Blogs, sites de rencontres, réseaux sociaux… la révolution numérique a bouleversé nos stratégies d’approche. Mais a-t-elle eu raison de nos amours ? Enquête.

En 1999, les cyber-couples ne courent pas encore les rues. Cette année-là, quand Olivier pousse la porte d’une salle de chat, c’est simplement  » par curiosité  » et  » pour vaincre une certaine timidité « . Il n’imagine pas y rencontrer Cécile, emménager avec elle six mois plus tard, fonder une famille et fêter les dix ans de leur rencontre. Les temps ont changé : aujourd’hui, on a tous en mémoire l’histoire d’un ami d’ami qui a trouvé l’âme s£ur, la vraie, sur Internet. Et qui coule désormais des jours heureux, avec femme et enfants, dans la vraie vie. Mais l’amour dans la sphère virtuelle, ça ne se passe pas toujours ainsi. Alors, comment drague-t-on, séduit-on, rencontre-t-on, à l’ère du 2.0 ? Le virtuel a-t-il inexorablement chamboulé nos relations amoureuses ?

Romain, la trentaine, est célibataire. Après quelques doutes, il a fini par faire comme  » tout le monde « , et s’inscrire sur un site de rencontres. Pour voir.  » J’ai trouvé tout cela assez violent. Un marché où l’on trouve de tout, où les contacts sont parfois crus, où l’on prend et où l’on jette.  » Mais le jeune homme persiste, au cas où. Quelques semaines et discussions infructueuses plus tard, il entame une correspondance avec une belle et sympathique jeune femme – enfin… d’après son profil. Rendez-vous est pris. Et c’est là que la réalité déboule, comme une claque.

L’absence des corps

Lui, le bobo intello, amoureux de littérature, se retrouve catapulté dans un univers aux antipodes du sien. Auquel il ne s’attendait pas du tout. Le voilà donc planté dans un appart niché dans une tour HLM d’Anderlecht, où Michel Drucker hurle dans la télé et où la conversation tourne autour du McDo englouti le week-end précédent.  » Je me trouvais glauque à crever, pathétique. Nous n’avions rien à nous dire, nous savions que nous ne nous reverrions pas et, en même temps, je me voyais mal partir là, comme ça, comme un salaud.  » Romain n’est plus jamais retourné sur un site de rencontres.

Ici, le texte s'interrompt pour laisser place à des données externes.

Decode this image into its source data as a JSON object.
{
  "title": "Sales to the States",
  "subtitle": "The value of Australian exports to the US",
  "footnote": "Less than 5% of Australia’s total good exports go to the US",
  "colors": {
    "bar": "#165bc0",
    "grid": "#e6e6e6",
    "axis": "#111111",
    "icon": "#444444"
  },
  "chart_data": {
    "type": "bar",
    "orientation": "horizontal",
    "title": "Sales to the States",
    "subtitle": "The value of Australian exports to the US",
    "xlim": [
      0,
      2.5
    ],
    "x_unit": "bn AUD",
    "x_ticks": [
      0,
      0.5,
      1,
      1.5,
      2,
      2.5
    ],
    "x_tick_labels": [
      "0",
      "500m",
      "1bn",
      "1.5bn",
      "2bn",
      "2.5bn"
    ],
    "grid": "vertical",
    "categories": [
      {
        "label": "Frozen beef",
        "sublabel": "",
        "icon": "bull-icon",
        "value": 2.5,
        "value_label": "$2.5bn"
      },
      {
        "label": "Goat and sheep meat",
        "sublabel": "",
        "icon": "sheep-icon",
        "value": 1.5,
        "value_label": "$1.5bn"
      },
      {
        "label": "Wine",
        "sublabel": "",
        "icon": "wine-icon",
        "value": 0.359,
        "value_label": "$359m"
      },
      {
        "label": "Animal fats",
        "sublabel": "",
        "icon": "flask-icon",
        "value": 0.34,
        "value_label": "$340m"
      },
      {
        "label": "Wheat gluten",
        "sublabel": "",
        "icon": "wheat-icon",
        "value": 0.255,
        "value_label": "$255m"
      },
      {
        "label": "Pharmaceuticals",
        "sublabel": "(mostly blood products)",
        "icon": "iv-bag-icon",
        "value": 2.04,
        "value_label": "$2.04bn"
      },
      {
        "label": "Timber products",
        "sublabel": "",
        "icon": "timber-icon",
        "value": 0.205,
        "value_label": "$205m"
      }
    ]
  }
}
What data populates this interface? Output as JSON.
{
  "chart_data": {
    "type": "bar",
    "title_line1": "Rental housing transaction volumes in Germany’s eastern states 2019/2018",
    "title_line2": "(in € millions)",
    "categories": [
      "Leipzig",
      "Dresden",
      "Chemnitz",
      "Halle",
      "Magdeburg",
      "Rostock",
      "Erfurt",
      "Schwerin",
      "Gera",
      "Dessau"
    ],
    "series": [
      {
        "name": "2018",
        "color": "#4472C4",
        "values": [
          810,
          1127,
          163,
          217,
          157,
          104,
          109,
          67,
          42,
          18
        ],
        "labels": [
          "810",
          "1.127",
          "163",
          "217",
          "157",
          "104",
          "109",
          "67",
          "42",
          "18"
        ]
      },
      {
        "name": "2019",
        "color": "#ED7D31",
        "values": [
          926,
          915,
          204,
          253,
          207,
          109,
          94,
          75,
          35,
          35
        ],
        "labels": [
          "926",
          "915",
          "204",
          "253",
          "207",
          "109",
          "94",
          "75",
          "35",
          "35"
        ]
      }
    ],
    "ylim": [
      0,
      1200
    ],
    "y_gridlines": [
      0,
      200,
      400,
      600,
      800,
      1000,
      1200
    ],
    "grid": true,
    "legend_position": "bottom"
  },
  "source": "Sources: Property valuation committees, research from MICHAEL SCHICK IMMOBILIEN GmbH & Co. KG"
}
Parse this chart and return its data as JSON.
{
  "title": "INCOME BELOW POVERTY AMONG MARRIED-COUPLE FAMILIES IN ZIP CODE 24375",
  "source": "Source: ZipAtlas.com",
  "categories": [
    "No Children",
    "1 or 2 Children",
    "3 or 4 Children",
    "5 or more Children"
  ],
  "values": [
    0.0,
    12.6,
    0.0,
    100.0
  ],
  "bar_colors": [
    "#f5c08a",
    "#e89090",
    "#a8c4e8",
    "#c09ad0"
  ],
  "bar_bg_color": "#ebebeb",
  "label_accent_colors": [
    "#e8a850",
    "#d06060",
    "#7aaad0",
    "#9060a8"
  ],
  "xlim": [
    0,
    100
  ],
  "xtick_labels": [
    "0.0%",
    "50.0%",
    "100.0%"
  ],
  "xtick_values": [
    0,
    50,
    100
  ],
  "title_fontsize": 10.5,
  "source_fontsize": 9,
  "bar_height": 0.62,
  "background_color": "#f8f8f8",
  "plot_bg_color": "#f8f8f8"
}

Selon le sociologue français Pascal Lardellier, auteur du C£ur Net , notre témoin n’a rien d’un cas unique. Il serait même révélateur d’un des principaux bouleversements liés à Internet, à savoir  » l’absence des corps.  » Explications de l’expert :  » Internet soustrait au regard d’autrui. Dans toute rencontre, les personnes sont cachées temporairement derrière un pseudo, une fiche. Résultat, on surinterprète largement, au départ, ce que l’on voit de l’autre et on joue avec sa propre identité.  »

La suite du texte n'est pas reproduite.